70 personnes ont répondu à l’invitation de la Librairie Paulines pour le lancement du livre « Autrement que victimes. Dieu, enfer et résistance chez les victimes d’abus sexuels ». La soirée était organisée en collaboration avec les éditions Novalis et le Centre de services de justice réparatrice.
Le livre présenté par les trois auteurs, Jean-Guy Nadeau, Carole Golding et Claude Rochon, aborde un thème peu abordé jusqu’ici. Il cherche à comprendre la position de la victime par rapport à ses propres croyances. Car, en effet, comment continuer à croire quand on est victime d’abus ? Quel sens donner à sa relation à Dieu quand on subit des abus à répétition et qu’on prie pour que cela s’arrête ? Comment envisager la possibilité du pardon, sans en faire une obligation ?
« Explorant les liens entre agression sexuelle, religion et soumission, les auteurs suivent les parcours de croyantes et de croyants victimes de tels abus durant l’enfance afin de mettre en lumière le travail de résistance dans l’expérience religieuse des victimes. S’adressant aux victimes et à leurs alliés, intervenants ou accompagnateurs, ils dénoncent la manipulation par la religion, à moins que celle-ci ne fournisse des ressources pour garder vivante l’espérance, lutter et se relever le cas échéant. » (4e couverture du livre)
Le phénomène des abus sexuels n’est pas un fait isolé. Une femme sur quatre, et un homme sur six, serait victime d’abus sexuels avant l’âge de 18 ans. C’est donc une réalité qui nous concerne toutes et tous. Car un abus touche une victime.
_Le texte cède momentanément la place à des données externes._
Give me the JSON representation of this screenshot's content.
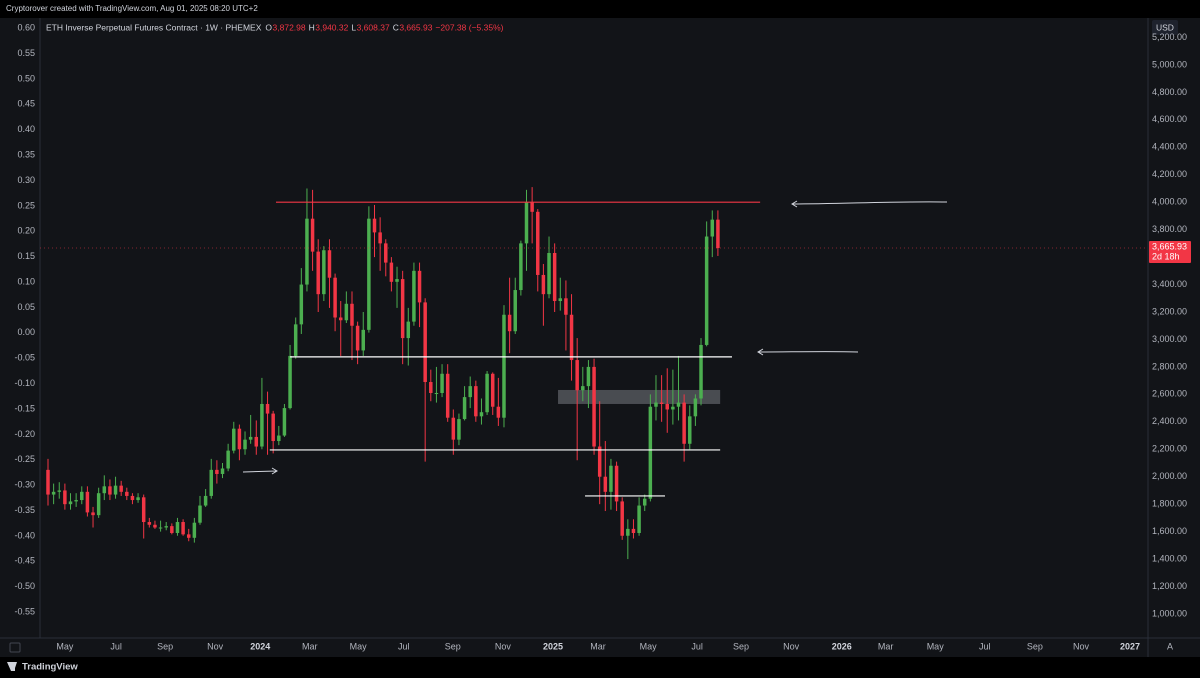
{
  "attribution": "Cryptorover created with TradingView.com, Aug 01, 2025 08:20 UTC+2",
  "footer": "TradingView",
  "chart_data": {
    "type": "candlestick",
    "title": "ETH Inverse Perpetual Futures Contract · 1W · PHEMEX",
    "ohlc_legend": [
      {
        "label": "O",
        "value": "3,872.98"
      },
      {
        "label": "H",
        "value": "3,940.32"
      },
      {
        "label": "L",
        "value": "3,608.37"
      },
      {
        "label": "C",
        "value": "3,665.93"
      }
    ],
    "change": "−207.38 (−5.35%)",
    "currency": "USD",
    "scale_mode": "A",
    "price_tag": {
      "price": "3,665.93",
      "countdown": "2d 18h"
    },
    "up_color": "#4caf50",
    "down_color": "#f23645",
    "x": [
      0,
      1,
      2,
      3,
      4,
      5,
      6,
      7,
      8,
      9,
      10,
      11,
      12,
      13,
      14,
      15,
      16,
      17,
      18,
      19,
      20,
      21,
      22,
      23,
      24,
      25,
      26,
      27,
      28,
      29,
      30,
      31,
      32,
      33,
      34,
      35,
      36,
      37,
      38,
      39,
      40,
      41,
      42,
      43,
      44,
      45,
      46,
      47,
      48,
      49,
      50,
      51,
      52,
      53,
      54,
      55,
      56,
      57,
      58,
      59,
      60,
      61,
      62,
      63,
      64,
      65,
      66,
      67,
      68,
      69,
      70,
      71,
      72,
      73,
      74,
      75,
      76,
      77,
      78,
      79,
      80,
      81,
      82,
      83,
      84,
      85,
      86,
      87,
      88,
      89,
      90,
      91,
      92,
      93,
      94,
      95,
      96,
      97,
      98,
      99,
      100,
      101,
      102,
      103,
      104,
      105,
      106,
      107,
      108,
      109,
      110,
      111,
      112,
      113,
      114,
      115,
      116,
      117,
      118,
      119
    ],
    "open": [
      2050,
      1870,
      1890,
      1900,
      1800,
      1820,
      1830,
      1890,
      1740,
      1720,
      1880,
      1930,
      1870,
      1935,
      1890,
      1860,
      1830,
      1850,
      1670,
      1650,
      1630,
      1630,
      1640,
      1590,
      1670,
      1580,
      1555,
      1665,
      1790,
      1860,
      2050,
      2020,
      2060,
      2190,
      2350,
      2200,
      2270,
      2290,
      2220,
      2530,
      2460,
      2260,
      2300,
      2500,
      2880,
      3110,
      3400,
      3880,
      3640,
      3330,
      3650,
      3450,
      3160,
      3140,
      3260,
      3100,
      2920,
      3070,
      3880,
      3780,
      3700,
      3560,
      3420,
      3440,
      3010,
      3130,
      3500,
      3270,
      2690,
      2610,
      2610,
      2750,
      2430,
      2270,
      2420,
      2580,
      2660,
      2440,
      2470,
      2750,
      2510,
      2430,
      3180,
      3060,
      3360,
      3700,
      4000,
      3930,
      3470,
      3330,
      3630,
      3280,
      3300,
      3180,
      2850,
      2630,
      2660,
      2800,
      2220,
      2000,
      1890,
      2080,
      1820,
      1570,
      1620,
      1590,
      1790,
      1840,
      2510,
      2540,
      2530,
      2490,
      2510,
      2540,
      2240,
      2440,
      2570,
      2960,
      3750,
      3872.98
    ],
    "high": [
      2130,
      1950,
      1960,
      1950,
      1880,
      1880,
      1930,
      1930,
      1780,
      1920,
      2010,
      1980,
      2000,
      1970,
      1920,
      1880,
      1880,
      1870,
      1700,
      1680,
      1680,
      1670,
      1660,
      1700,
      1690,
      1620,
      1700,
      1860,
      1910,
      2130,
      2120,
      2100,
      2240,
      2400,
      2380,
      2330,
      2450,
      2410,
      2720,
      2620,
      2480,
      2370,
      2530,
      2960,
      3160,
      3520,
      4100,
      4090,
      3730,
      3680,
      3730,
      3480,
      3280,
      3350,
      3350,
      3130,
      3200,
      3970,
      3980,
      3890,
      3730,
      3600,
      3530,
      3500,
      3230,
      3560,
      3560,
      3300,
      2780,
      2800,
      2820,
      2820,
      2490,
      2460,
      2660,
      2730,
      2700,
      2570,
      2770,
      2760,
      2720,
      3250,
      3450,
      3450,
      3720,
      4090,
      4110,
      3950,
      3550,
      3750,
      3700,
      3450,
      3430,
      3330,
      3010,
      2800,
      2850,
      2860,
      2550,
      2260,
      2130,
      2110,
      1850,
      1690,
      1690,
      1850,
      1870,
      2600,
      2740,
      2740,
      2790,
      2780,
      2880,
      2600,
      2520,
      2600,
      3010,
      3860,
      3940,
      3940.32
    ],
    "low": [
      1790,
      1800,
      1840,
      1760,
      1760,
      1780,
      1800,
      1710,
      1630,
      1700,
      1830,
      1830,
      1840,
      1860,
      1830,
      1800,
      1810,
      1550,
      1630,
      1620,
      1600,
      1610,
      1580,
      1570,
      1570,
      1530,
      1520,
      1650,
      1780,
      1840,
      1950,
      1990,
      2040,
      2170,
      2120,
      2160,
      2240,
      2160,
      2200,
      2160,
      2170,
      2230,
      2290,
      2490,
      2860,
      3040,
      3350,
      3500,
      3200,
      3280,
      3230,
      3060,
      2880,
      3120,
      2850,
      2820,
      2880,
      3050,
      3600,
      3500,
      3460,
      3350,
      3230,
      2820,
      2810,
      3100,
      3090,
      2110,
      2550,
      2540,
      2580,
      2400,
      2160,
      2230,
      2410,
      2500,
      2400,
      2380,
      2450,
      2450,
      2370,
      2360,
      2900,
      3040,
      3320,
      3500,
      3700,
      3350,
      3100,
      3300,
      3200,
      3210,
      2920,
      2700,
      2120,
      2550,
      2500,
      2160,
      1800,
      1750,
      1760,
      1750,
      1540,
      1400,
      1550,
      1570,
      1750,
      1820,
      2410,
      2400,
      2320,
      2380,
      2410,
      2110,
      2200,
      2370,
      2520,
      2950,
      3600,
      3608.37
    ],
    "close": [
      1870,
      1890,
      1900,
      1800,
      1820,
      1830,
      1890,
      1740,
      1720,
      1880,
      1930,
      1870,
      1935,
      1890,
      1860,
      1830,
      1850,
      1670,
      1650,
      1630,
      1630,
      1640,
      1590,
      1670,
      1580,
      1555,
      1665,
      1790,
      1860,
      2050,
      2020,
      2060,
      2190,
      2350,
      2200,
      2270,
      2290,
      2220,
      2530,
      2460,
      2260,
      2300,
      2500,
      2880,
      3110,
      3400,
      3880,
      3640,
      3330,
      3650,
      3450,
      3160,
      3140,
      3260,
      3100,
      2920,
      3070,
      3880,
      3780,
      3700,
      3560,
      3420,
      3440,
      3010,
      3130,
      3500,
      3270,
      2690,
      2610,
      2610,
      2750,
      2430,
      2270,
      2420,
      2580,
      2660,
      2440,
      2470,
      2750,
      2510,
      2430,
      3180,
      3060,
      3360,
      3700,
      4000,
      3930,
      3470,
      3330,
      3630,
      3280,
      3300,
      3180,
      2850,
      2630,
      2660,
      2800,
      2220,
      2000,
      1890,
      2080,
      1820,
      1570,
      1620,
      1590,
      1790,
      1840,
      2510,
      2540,
      2530,
      2490,
      2510,
      2540,
      2240,
      2440,
      2570,
      2960,
      3750,
      3872.98,
      3665.93
    ],
    "xlim": [
      -1.42,
      195.4
    ],
    "xticks": [
      {
        "value": 3.0,
        "label": "May"
      },
      {
        "value": 12.1,
        "label": "Jul"
      },
      {
        "value": 20.8,
        "label": "Sep"
      },
      {
        "value": 29.7,
        "label": "Nov"
      },
      {
        "value": 37.7,
        "label": "2024"
      },
      {
        "value": 46.5,
        "label": "Mar"
      },
      {
        "value": 55.1,
        "label": "May"
      },
      {
        "value": 63.2,
        "label": "Jul"
      },
      {
        "value": 71.9,
        "label": "Sep"
      },
      {
        "value": 80.8,
        "label": "Nov"
      },
      {
        "value": 89.7,
        "label": "2025"
      },
      {
        "value": 97.7,
        "label": "Mar"
      },
      {
        "value": 106.6,
        "label": "May"
      },
      {
        "value": 115.3,
        "label": "Jul"
      },
      {
        "value": 123.1,
        "label": "Sep"
      },
      {
        "value": 132.0,
        "label": "Nov"
      },
      {
        "value": 141.0,
        "label": "2026"
      },
      {
        "value": 148.8,
        "label": "Mar"
      },
      {
        "value": 157.6,
        "label": "May"
      },
      {
        "value": 166.4,
        "label": "Jul"
      },
      {
        "value": 175.3,
        "label": "Sep"
      },
      {
        "value": 183.5,
        "label": "Nov"
      },
      {
        "value": 192.2,
        "label": "2027"
      }
    ],
    "ylim": [
      825,
      5342
    ],
    "yticks": [
      {
        "value": 1000,
        "label": "1,000.00"
      },
      {
        "value": 1200,
        "label": "1,200.00"
      },
      {
        "value": 1400,
        "label": "1,400.00"
      },
      {
        "value": 1600,
        "label": "1,600.00"
      },
      {
        "value": 1800,
        "label": "1,800.00"
      },
      {
        "value": 2000,
        "label": "2,000.00"
      },
      {
        "value": 2200,
        "label": "2,200.00"
      },
      {
        "value": 2400,
        "label": "2,400.00"
      },
      {
        "value": 2600,
        "label": "2,600.00"
      },
      {
        "value": 2800,
        "label": "2,800.00"
      },
      {
        "value": 3000,
        "label": "3,000.00"
      },
      {
        "value": 3200,
        "label": "3,200.00"
      },
      {
        "value": 3400,
        "label": "3,400.00"
      },
      {
        "value": 3600,
        "label": "3,600.00"
      },
      {
        "value": 3800,
        "label": "3,800.00"
      },
      {
        "value": 4000,
        "label": "4,000.00"
      },
      {
        "value": 4200,
        "label": "4,200.00"
      },
      {
        "value": 4400,
        "label": "4,400.00"
      },
      {
        "value": 4600,
        "label": "4,600.00"
      },
      {
        "value": 4800,
        "label": "4,800.00"
      },
      {
        "value": 5000,
        "label": "5,000.00"
      },
      {
        "value": 5200,
        "label": "5,200.00"
      }
    ],
    "y2lim": [
      -0.601,
      0.62
    ],
    "y2ticks": [
      {
        "value": 0.6,
        "label": "0.60"
      },
      0.55,
      {
        "value": 0.5,
        "label": "0.50"
      },
      0.45,
      {
        "value": 0.4,
        "label": "0.40"
      },
      0.35,
      {
        "value": 0.3,
        "label": "0.30"
      },
      0.25,
      {
        "value": 0.2,
        "label": "0.20"
      },
      0.15,
      {
        "value": 0.1,
        "label": "0.10"
      },
      0.05,
      {
        "value": 0,
        "label": "0.00"
      },
      -0.05,
      {
        "value": -0.1,
        "label": "-0.10"
      },
      -0.15,
      {
        "value": -0.2,
        "label": "-0.20"
      },
      -0.25,
      {
        "value": -0.3,
        "label": "-0.30"
      },
      -0.35,
      {
        "value": -0.4,
        "label": "-0.40"
      },
      -0.45,
      {
        "value": -0.5,
        "label": "-0.50"
      },
      -0.55
    ],
    "grid": false,
    "levels": [
      {
        "value": 4000,
        "color": "#f23645",
        "x": [
          40.5,
          126.5
        ]
      },
      {
        "value": 2873,
        "color": "#ffffff",
        "x": [
          43,
          121.5
        ]
      },
      {
        "value": 2195,
        "color": "#ffffff",
        "x": [
          39.4,
          119.4
        ]
      },
      {
        "value": 1860,
        "color": "#ffffff",
        "x": [
          95.4,
          109.6
        ]
      }
    ],
    "zones": [
      {
        "range": [
          2530,
          2632
        ],
        "color": "#b2b5be",
        "x": [
          90.6,
          119.4
        ]
      }
    ]
  }
}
Mais cela concerne aussi son entourage, son cercle familial et social et donc la société dans son ensemble.
« Ce livre veut aussi briser l’image de personnes victimes « écrasées » dans leur vie et montrer que, malgré tout, leur vie est toujours « vivable ». Car, mêmes si ces personnes ont « une immense blessure », certaines d’entre elles réussissent à panser cette blessure, notamment au moyen de la spiritualité.
Le témoignage d’une personne, ayant été elle-même victime d’abus sexuels dans l’enfance, et ayant participé à une série de rencontres détenus-victimes, a été particulièrement touchant. C’était comme une « empreinte dans mon corps », a-t-elle indiqué en partageant son chemin pour sortir de la peur, la tristesse, la honte et la culpabilité. Et puis avec les abus viennent aussi les doutes qui s’installent peu à peu : est-ce que cela m’est vraiment arrivé ? Comment vivre avec ça ? La confusion, le manque de confiance en soi et l’anxiété sont omniprésents. Mais aujourd’hui, elle reconnait l’importance de sa propre foi pour trouver une certaine sérénité d’esprit. Sa relation à Dieu, et une profonde expérience spirituelle, lui ont « appris à se laisser guérir par son Amour » et à redevenir actrice de sa vie.
Cette soirée nous a montré que les victimes d’abus ont la capacité de « résister » au fait de se sentir écrasées, et qu’elles peuvent se vivre autrement que victimes : « Le salut concerne l’identité de soi, celui qui retrouve la parole, qui refuse de se résigner ».